Además de Naruse o de Dreyer, Vitalina Varela pide a gritos hablar de John Ford. Porque también estamos ante la obra de Costa más atenta a la epicidad de los elementos naturales característica del maestro. Hay unas cuantas imágenes que se pueden contemplar como guiños icónicos a Ford: la silueta oscura de la protagonista, filmada desde el interior, bajo el quicio de una puerta, tal y como aparecía Ethan Edwards en Centauros del desierto (1956); o el plano de Vitalina ante la tumba de su marido que trae los ecos del capitán Brittles en la escena del cementerio de La legión invencible (1949); o aquel en el replica la majestuosidad de Ma Joad colocándose unos pendientes ante el espejo en Las uvas de la ira (1940). Pero, más que de eso, se trata de cómo Costa conjura la presencia de la luz solar, el viento o la lluvia de modo que, cuando aparecen por primera vez en una escena, parezca que estemos descubriendo algo nuevo. El cineasta filma la casa de Vitalina con la misma convicción que el personaje tiene de que su construcción es una expresión identitaria, una parte de sí misma y su marido que ha quedado fijada en los ladrillos y el cemento puestos con sus manos, cargados sobre su espalda.
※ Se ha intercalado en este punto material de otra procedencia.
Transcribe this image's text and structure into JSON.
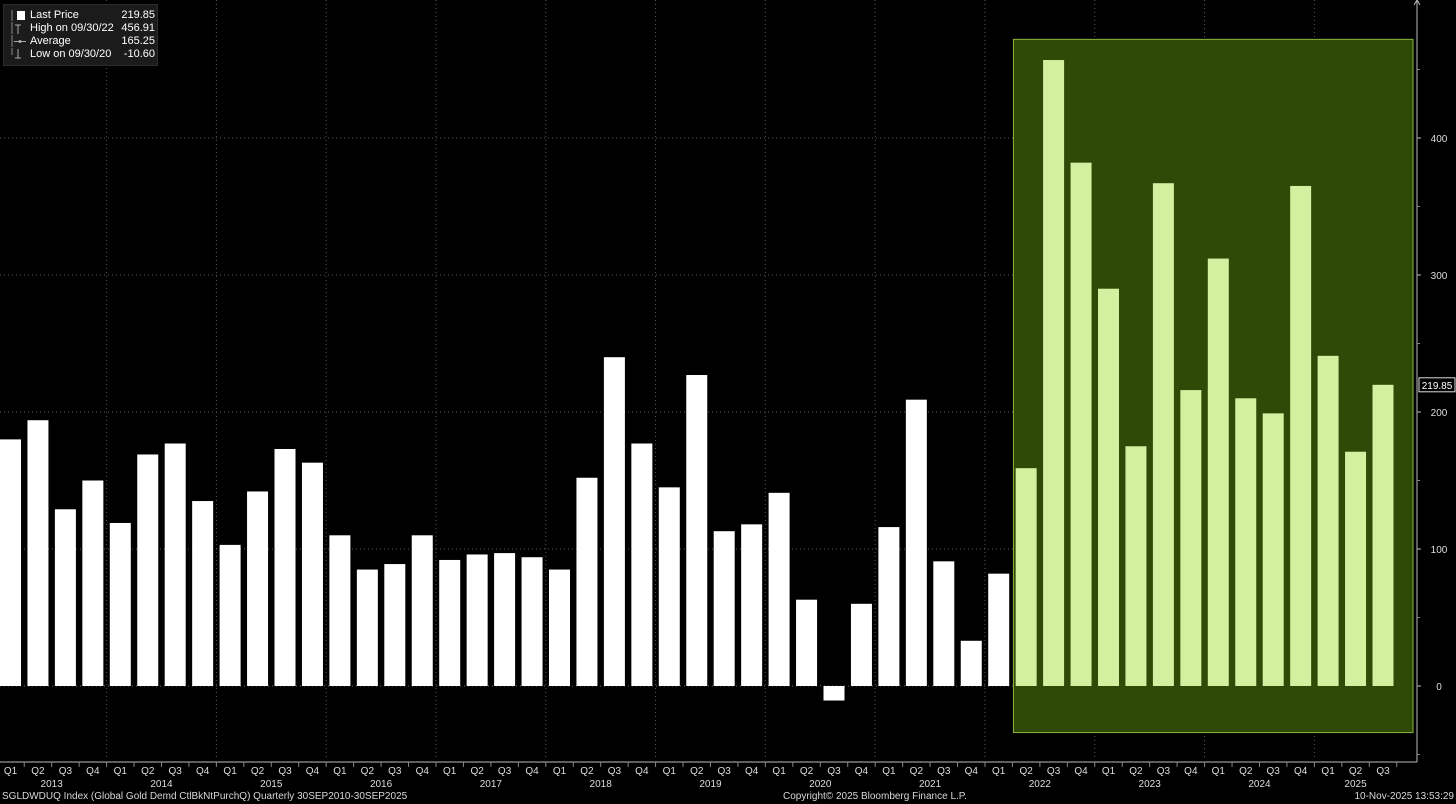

Una idea igualmente fordiana que alcanza sus dimensiones épicas cuando vemos el plano de la protagonista en lo alto de esta casa, retejándola sobre la oscuridad y el viento. Las palabras no alcanzan a expresar la grandeza de este plano, pero sí a señalar los conceptos —el trabajo, la tenacidad, la resistencia— que le confieren esta grandeza a la figura de Vitalina ante los elementos desatados. De modo que la escala del plano general no sea nada sin la escala emocional del que lo dota Costa. Se trata, en fin, de que unos pies desnudos sobre el metal y una silueta oscura sobre el cielo tormentoso expresen la misma dignidad irreductible | ★★★★★

Publicada originalmente el 9 de diciembre de 2019.